L’objectif de CoForTips est de promouvoir une meilleure gestion des forêts du Bassin du Congo en s’appuyant sur une meilleure compréhension des dynamiques de la biodiversité des forêts et de la résilience des socio-écosystèmes forestiers. Les changements de régime et points de basculement de la biodiversité et de la résilience des systèmes écologiques et sociaux (SES) forestiers, et par la construction de scénarios d’évolution de la biodiversité y contribuent également ; la construction de scénarios des dynamiques de biodiversité, basés sur différentes échelles de temps et d’espace et intégrant les aspects sociaux, économiques, de gouvernance, écologiques et géophysiques, enfin le projet vise à simuler les trajectoires d’évolution régionale en incorporant les stratégies d’adaptation mises au point par les acteurs.                 

Ces scénarios constitueront des outils d’aide à la décision pour les gestionnaires économiques et politiques aux différentes échelles : famille, village, région, pays, sous-région.

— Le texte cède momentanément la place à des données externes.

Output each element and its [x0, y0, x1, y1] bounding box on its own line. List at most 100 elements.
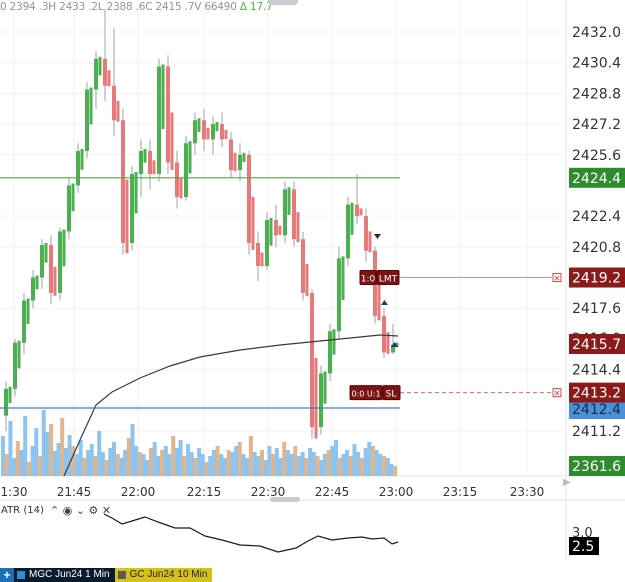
close-icon[interactable]: ✕: [101, 504, 112, 517]
eye-icon[interactable]: ◉: [62, 504, 73, 517]
volume-bar: [189, 452, 194, 476]
candle-body: [328, 331, 332, 374]
volume-bar: [75, 454, 79, 476]
time-tick-label: 1:30: [1, 485, 28, 499]
volume-bar: [374, 450, 379, 476]
stop-qty-label: 0:0 U:1: [351, 390, 380, 399]
candle-body: [71, 183, 75, 212]
volume-bar: [248, 436, 253, 476]
volume-bar: [123, 450, 128, 476]
tab-gc-10min[interactable]: GC Jun24 10 Min: [114, 568, 213, 582]
candle-body: [215, 122, 219, 132]
volume-bar: [363, 448, 368, 476]
volume-bar: [208, 456, 213, 476]
candle-body: [76, 150, 80, 186]
limit-order-price-label-bg: [569, 267, 625, 288]
volume-bar: [230, 452, 235, 476]
candle-body: [31, 277, 35, 301]
volume-bar: [378, 454, 383, 476]
volume-bar: [115, 454, 120, 476]
panel-resize-handle[interactable]: [270, 497, 300, 502]
volume-bar: [245, 458, 250, 476]
candle-body: [310, 292, 314, 428]
limit-cancel-button[interactable]: [552, 273, 562, 283]
candle-body: [238, 154, 242, 171]
candle-body: [364, 216, 368, 251]
volume-bar: [348, 456, 353, 476]
candle-body: [40, 244, 44, 278]
volume-bar: [186, 444, 190, 476]
candle-body: [229, 139, 233, 171]
candle-body: [260, 252, 264, 267]
volume-bar: [337, 458, 342, 476]
volume-bar: [359, 458, 364, 476]
volume-bar: [156, 456, 161, 476]
candle-body: [224, 129, 228, 139]
candle-body: [130, 173, 134, 244]
volume-bar: [197, 448, 202, 476]
volume-bar: [278, 458, 283, 476]
stop-loss-price-label-bg: [569, 382, 625, 403]
limit-type-box[interactable]: [376, 270, 400, 286]
limit-type-label: LMT: [379, 275, 398, 285]
volume-bar: [219, 454, 224, 476]
stop-type-box[interactable]: [382, 385, 401, 401]
candle-body: [382, 315, 386, 353]
limit-qty-label: 1:0: [361, 275, 376, 285]
volume-bar: [67, 435, 72, 476]
candle-body: [4, 388, 8, 416]
volume-bar: [86, 450, 91, 476]
volume-bar: [345, 450, 350, 476]
green-line-price-label: 2424.4: [572, 171, 621, 187]
time-tick-label: 23:30: [510, 485, 545, 499]
volume-bar: [385, 458, 390, 476]
ohlc-values: 0 2394 .3H 2433 .2L 2388 .6C 2415 .7V 66…: [0, 1, 237, 13]
limit-qty-box[interactable]: [359, 270, 377, 286]
candle-body: [247, 154, 251, 244]
current-price-label-bg: [569, 334, 625, 354]
top-scroll-handle[interactable]: [268, 0, 298, 5]
caret-up-icon[interactable]: ⌃: [50, 504, 60, 517]
volume-bar: [356, 452, 361, 476]
candle-body: [80, 148, 84, 170]
add-tab-button[interactable]: +: [0, 568, 14, 582]
volume-bar: [174, 448, 179, 476]
candle-body: [256, 243, 260, 267]
volume-bar: [260, 450, 264, 476]
volume-bar: [282, 442, 287, 476]
candle-body: [112, 85, 116, 121]
buy-marker-icon: [381, 300, 388, 305]
ohlc-readout: 0 2394 .3H 2433 .2L 2388 .6C 2415 .7V 66…: [0, 1, 273, 13]
limit-order-price-label: 2419.2: [572, 271, 621, 287]
sell-marker-icon: [374, 234, 381, 239]
candle-body: [283, 189, 287, 236]
volume-bar: [130, 424, 135, 476]
stop-type-label: SL: [386, 390, 397, 400]
volume-bar: [285, 450, 290, 476]
volume-ma-label-bg: [569, 456, 625, 476]
tab-color-swatch: [17, 571, 25, 579]
volume-bar: [49, 424, 54, 476]
candle-body: [62, 229, 66, 267]
candle-body: [220, 124, 224, 140]
caret-down-icon[interactable]: ⌄: [75, 504, 86, 517]
candle-body: [355, 204, 359, 217]
volume-bar: [256, 456, 261, 476]
stop-loss-price-label: 2413.2: [572, 386, 621, 402]
candle-body: [233, 152, 237, 172]
candle-body: [278, 225, 282, 235]
tab-mgc-1min[interactable]: MGC Jun24 1 Min: [14, 568, 115, 582]
price-tick-label: 2420.8: [572, 240, 621, 256]
candle-body: [301, 239, 305, 293]
candle-body: [350, 202, 354, 235]
volume-bar: [178, 440, 183, 476]
gear-icon[interactable]: ⚙: [88, 504, 99, 517]
stop-cancel-button[interactable]: [552, 388, 562, 398]
stop-qty-box[interactable]: [349, 385, 383, 401]
candle-body: [107, 70, 111, 87]
candle-body: [341, 256, 345, 301]
candle-body: [17, 340, 21, 369]
candle-body: [8, 386, 12, 403]
candle-body: [170, 112, 174, 171]
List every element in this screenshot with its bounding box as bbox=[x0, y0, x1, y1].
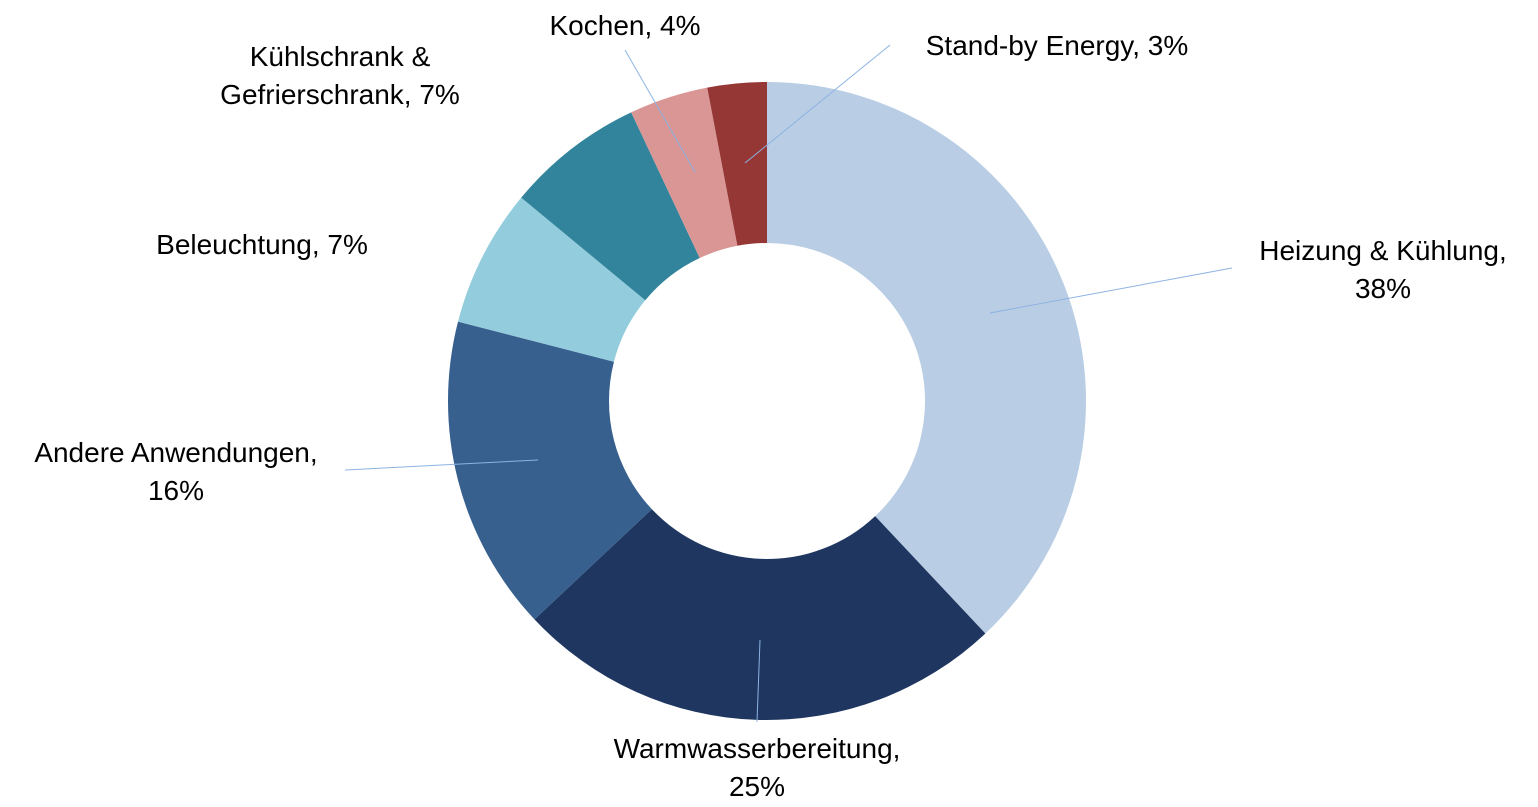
data-label: Kühlschrank & Gefrierschrank, 7% bbox=[220, 41, 460, 110]
donut-slice bbox=[534, 509, 986, 720]
donut-slice bbox=[448, 321, 652, 620]
leader-line bbox=[624, 49, 696, 173]
leader-line bbox=[744, 44, 891, 164]
data-label: Heizung & Kühlung, 38% bbox=[1259, 235, 1507, 304]
data-label: Beleuchtung, 7% bbox=[156, 229, 368, 260]
donut-slice bbox=[521, 112, 700, 301]
data-label: Warmwasserbereitung, 25% bbox=[613, 733, 901, 802]
leader-line bbox=[344, 459, 539, 471]
donut-slice bbox=[707, 82, 767, 246]
leader-line bbox=[989, 267, 1233, 314]
leader-line bbox=[756, 639, 761, 723]
data-label: Kochen, 4% bbox=[549, 10, 701, 41]
donut-slice bbox=[767, 82, 1086, 634]
donut-slice bbox=[631, 87, 738, 259]
donut-slice bbox=[458, 197, 646, 362]
data-label: Stand-by Energy, 3% bbox=[925, 30, 1189, 61]
data-label: Andere Anwendungen, 16% bbox=[34, 437, 318, 506]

Pour rappel, le projet CoForTips est coordonné par le CIRAD. Il associe l’université de Liège, l’IIASA, l’IRD et les partenaires du réseau FORENET-Afrique Centrale (IRAD Cameroun, université de Douala, université de Bangui, IRET Gabon, INDEFOR, université Marien Ngouabi) ainsi que l’Université autonome de Barcelone, l’ETH-Zurich, l’Ecole nationale supérieure des Mines de Paris, l’université de Montpellier 2, l’université de Rennes, et Electricité De France (EDF). Le projet a démarré en janvier 2013, pour une durée de trois ans.